Baustellen haben manchmal auch ihr Gutes. Der zehnte Gusenburger Weihnachtsmarkt musste so an und in der Halle stattfinden - ein Glück bei dem heftigen Unwetter.

Gusenburg. (doth) Natürlich hat ein Weihnachtsdorf mit den im Ort selbst gebauten Hütten rund um die Pfarrkirche mehr Flair. Doch der Wettergott hätte dieses schnell weggepustet. So fand die Interessengemeinschaft der Ortsvereine und Ortsbürgermeister Heinz Schuh die bessere Lösung: Das eigentliche vorweihnachtliche Flair entwickelte sich in der Genderichhalle, warm und vor allem trocken. Abgedunkelt, mit Lichterketten geschmückt und mit den Klängen des Jugendorchesters unter der Leitung von Dietmar Knippel kamen in der Halle schnell die vorweihnachtlichen Gefühle.Nur elf Stände standen draußen. Die Anbieter und Kunden hatten dort mit widrigstem Wetter zu kämpfen. "Der Reinerlös des Marktes ist diesmal für eine Dorfchronik und als Beitrag zur Dachsanierung der Pfarrkirche bestimmt", informierte Heinz Schuh. Dazu beitragen sollte nicht nur das reichhaltige Angebot an den 26 Ständen, sondern auch die Tombola mit ihren 250 Preisen.
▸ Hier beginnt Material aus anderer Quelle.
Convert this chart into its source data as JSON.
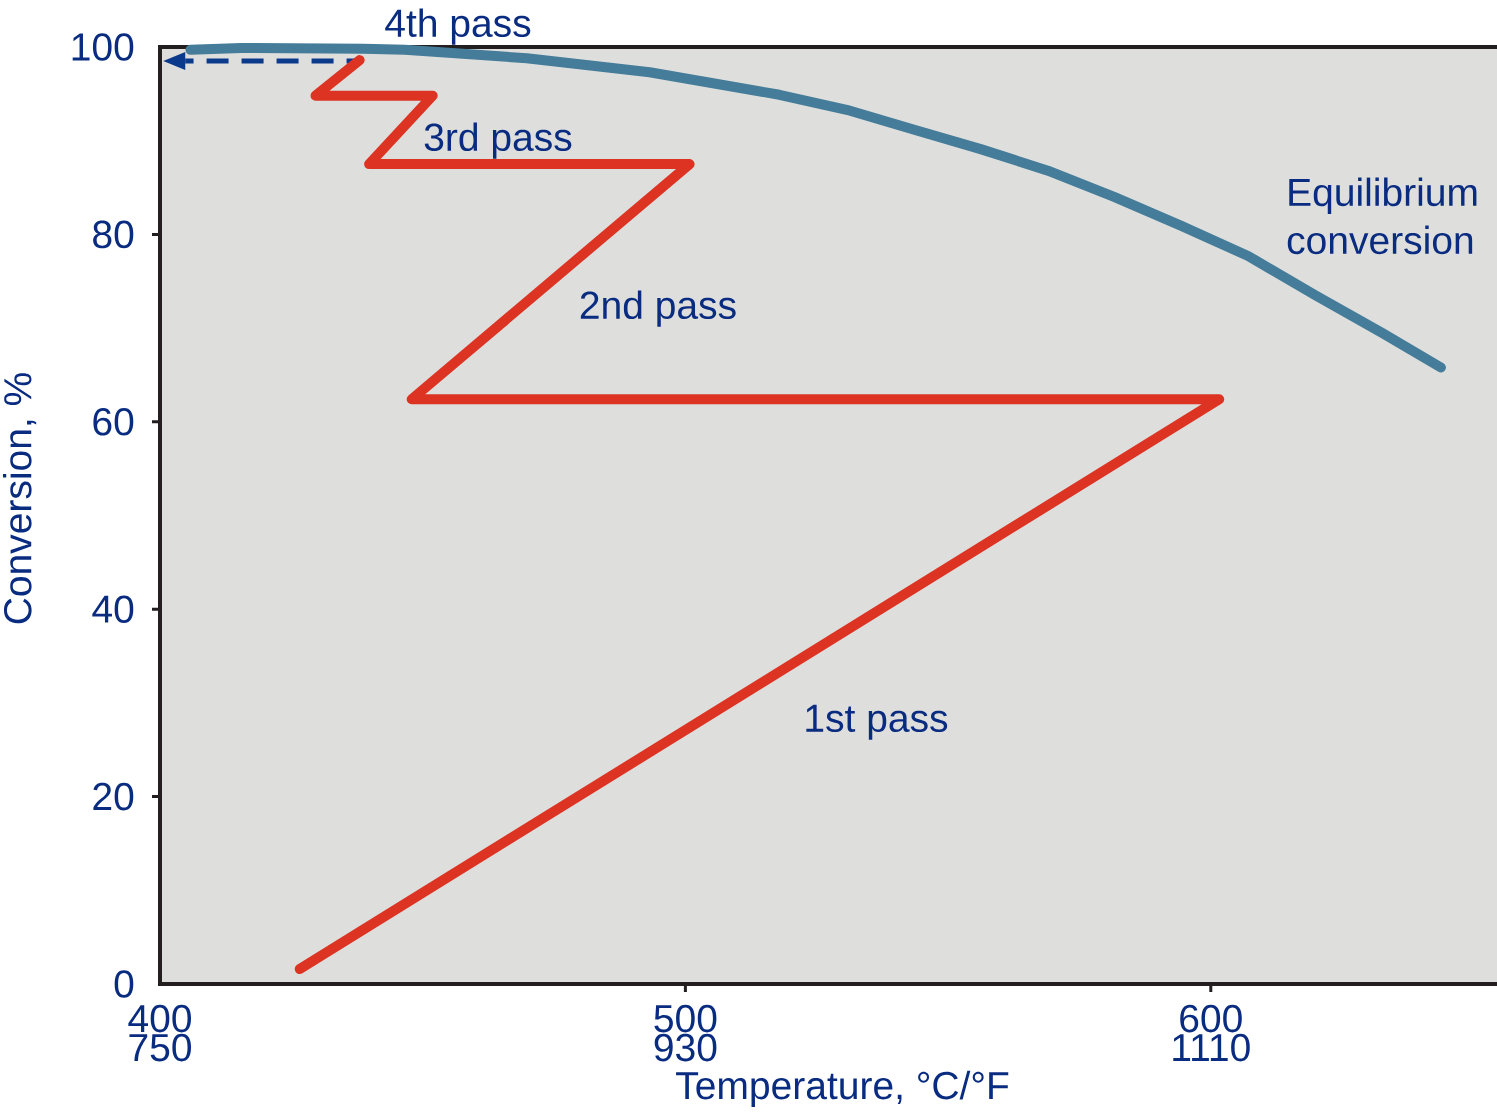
{
  "chart_data": {
    "type": "line",
    "xlabel": "Temperature, °C/°F",
    "ylabel": "Conversion, %",
    "xlim": [
      400,
      656
    ],
    "ylim": [
      0,
      100
    ],
    "xticks": [
      400,
      500,
      600
    ],
    "x2lim": [
      750,
      1210.8
    ],
    "x2ticks": [
      750,
      930,
      1110
    ],
    "yticks": [
      0,
      20,
      40,
      60,
      80,
      100
    ],
    "marker": "none",
    "line_style": "solid",
    "series": [
      {
        "color": "#0b3a8c",
        "line_style": "dashed",
        "x": [
          437.1,
          404.8
        ],
        "values": [
          98.5,
          98.5
        ]
      },
      {
        "color": "#dc3323",
        "x": [
          426.6,
          601.6,
          447.9,
          500.8,
          439.8,
          451.9,
          429.6,
          438.0
        ],
        "values": [
          1.6,
          62.4,
          62.4,
          87.5,
          87.5,
          94.8,
          94.8,
          98.6
        ]
      },
      {
        "name": "Equilibrium conversion",
        "color": "#447c99",
        "x": [
          405.8,
          415.5,
          438.8,
          446.6,
          469.8,
          493.2,
          517.9,
          530.7,
          543.4,
          556.2,
          569.0,
          581.6,
          594.4,
          607.1,
          619.9,
          632.6,
          643.8
        ],
        "values": [
          99.7,
          99.9,
          99.8,
          99.7,
          98.8,
          97.3,
          94.9,
          93.3,
          91.2,
          89.1,
          86.8,
          84.0,
          80.9,
          77.7,
          73.5,
          69.5,
          65.8
        ]
      }
    ],
    "annotations": [
      "4th pass",
      "3rd pass",
      "2nd pass",
      "1st pass"
    ]
  }
}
Im nächsten Jahr sollen die Vereine direkt von diesem Weihnachtsmarkt profitieren.Eröffnet wurde der Markt mit einem feierlichen und besinnlichen Gotteslob, zelebriert von Dechant Clemens Grünebach.Für die Kinder war natürlich das Erscheinen des Nikolaus ein Höhepunkt des Weihnachtsmarktes. Jedes Kind wurde mit einer Tüte mit süßen Naschereien beschenkt.